Bright Eyes writer Mike Batt orders rabbit cull
The man who composed Bright Eyes, the signature song from the animated film Watership Down, which followed the travails of rabbits searching for a safe haven, has admitted that he has ordered the massacre of hundreds of bunnies on his country estate.
In his defence, Mike Batt, who also wrote Remember You're A Womble, claims that his killing spree, or cull, was not in any sense gratuitous. The composer says that he was impelled to hire a marksman to bring down the number of rabbits, which had damaged property and had even chewed through electric cables.
A spokesman said Batt, 59, said he felt terrible about the killings. His estate was over-run by lots of rabbits, she said. He deeply regretted it but he had to do it. Batt is a rabbit lover and has kept many as pets, his spokesman added.

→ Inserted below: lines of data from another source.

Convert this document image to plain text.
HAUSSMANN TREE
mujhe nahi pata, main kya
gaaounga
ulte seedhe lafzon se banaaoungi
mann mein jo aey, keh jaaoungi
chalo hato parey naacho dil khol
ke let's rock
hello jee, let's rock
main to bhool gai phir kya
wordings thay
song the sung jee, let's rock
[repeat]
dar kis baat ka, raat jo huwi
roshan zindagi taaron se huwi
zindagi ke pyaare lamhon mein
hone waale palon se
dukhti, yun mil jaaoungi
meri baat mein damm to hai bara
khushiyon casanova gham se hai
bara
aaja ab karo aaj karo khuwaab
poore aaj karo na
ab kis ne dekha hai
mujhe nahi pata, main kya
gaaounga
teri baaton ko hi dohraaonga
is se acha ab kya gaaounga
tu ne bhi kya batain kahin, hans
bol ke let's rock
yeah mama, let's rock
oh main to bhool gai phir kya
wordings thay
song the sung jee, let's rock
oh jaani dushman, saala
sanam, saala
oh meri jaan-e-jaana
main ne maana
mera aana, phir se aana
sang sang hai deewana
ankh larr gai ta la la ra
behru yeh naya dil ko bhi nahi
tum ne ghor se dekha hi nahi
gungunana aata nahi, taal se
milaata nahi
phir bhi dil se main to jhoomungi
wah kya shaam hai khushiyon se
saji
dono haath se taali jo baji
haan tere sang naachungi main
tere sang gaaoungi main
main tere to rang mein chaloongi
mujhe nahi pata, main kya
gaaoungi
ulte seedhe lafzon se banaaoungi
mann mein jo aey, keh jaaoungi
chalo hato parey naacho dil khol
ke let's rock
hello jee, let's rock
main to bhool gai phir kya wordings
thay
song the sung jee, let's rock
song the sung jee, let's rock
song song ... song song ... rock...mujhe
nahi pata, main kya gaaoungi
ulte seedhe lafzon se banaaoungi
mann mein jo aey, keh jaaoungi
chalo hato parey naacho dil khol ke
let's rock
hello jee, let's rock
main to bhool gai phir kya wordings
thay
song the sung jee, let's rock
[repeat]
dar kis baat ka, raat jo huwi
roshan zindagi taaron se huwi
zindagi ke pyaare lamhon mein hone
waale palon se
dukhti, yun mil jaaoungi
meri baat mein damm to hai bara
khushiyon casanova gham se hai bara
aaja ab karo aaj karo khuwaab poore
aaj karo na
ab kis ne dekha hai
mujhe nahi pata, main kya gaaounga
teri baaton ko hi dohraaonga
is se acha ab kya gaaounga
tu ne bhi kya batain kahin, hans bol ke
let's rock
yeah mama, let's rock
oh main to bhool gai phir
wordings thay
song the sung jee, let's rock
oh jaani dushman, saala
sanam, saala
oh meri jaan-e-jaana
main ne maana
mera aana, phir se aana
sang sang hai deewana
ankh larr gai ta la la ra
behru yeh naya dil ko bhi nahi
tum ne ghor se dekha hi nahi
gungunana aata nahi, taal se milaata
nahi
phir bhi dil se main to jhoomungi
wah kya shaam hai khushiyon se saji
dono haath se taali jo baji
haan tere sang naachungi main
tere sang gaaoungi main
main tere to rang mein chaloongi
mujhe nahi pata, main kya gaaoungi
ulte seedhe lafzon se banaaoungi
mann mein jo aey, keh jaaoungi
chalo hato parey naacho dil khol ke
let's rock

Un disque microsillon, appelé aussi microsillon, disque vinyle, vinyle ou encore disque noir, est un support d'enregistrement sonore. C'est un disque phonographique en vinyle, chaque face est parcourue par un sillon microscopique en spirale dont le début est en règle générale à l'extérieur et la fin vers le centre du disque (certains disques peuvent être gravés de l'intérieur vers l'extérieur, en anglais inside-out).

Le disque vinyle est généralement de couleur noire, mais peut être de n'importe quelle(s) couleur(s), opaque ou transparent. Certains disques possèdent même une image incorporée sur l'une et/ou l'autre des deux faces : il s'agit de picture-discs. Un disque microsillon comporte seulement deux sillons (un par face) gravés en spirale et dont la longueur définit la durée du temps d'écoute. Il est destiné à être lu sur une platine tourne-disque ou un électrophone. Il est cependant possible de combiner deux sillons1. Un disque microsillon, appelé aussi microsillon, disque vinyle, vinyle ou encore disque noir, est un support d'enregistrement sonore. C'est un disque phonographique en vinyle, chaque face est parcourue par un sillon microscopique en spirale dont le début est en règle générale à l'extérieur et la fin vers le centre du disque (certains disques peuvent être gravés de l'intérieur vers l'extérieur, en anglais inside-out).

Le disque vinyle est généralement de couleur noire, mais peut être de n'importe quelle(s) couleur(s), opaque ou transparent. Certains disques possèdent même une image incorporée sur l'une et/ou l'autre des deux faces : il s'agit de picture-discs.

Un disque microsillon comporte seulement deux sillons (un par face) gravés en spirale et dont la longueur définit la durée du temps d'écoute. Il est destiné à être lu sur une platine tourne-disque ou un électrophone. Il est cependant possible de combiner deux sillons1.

His ballad Bright Eyes, which was sung by Art Garfunkel, accompanied images of brave rabbits battling their way to freedom in the film Watership Down. The real Watership Down, which is said to have inspired Richard Adams's bestselling novel, is on fellow composer Andrew Lloyd Webber's estate, ten miles from Batt's in Farnham, Surrey.
But while there is no doubt rabbits can cause damage, Libby Anderson, of the charity Advocates for Animals, feels Batt's actions were a little extreme: We never support culling them, mainly because it is not a sustainable solution, she said. There is also a risk that animals will not be killed outright and will die a lingering and very painful death.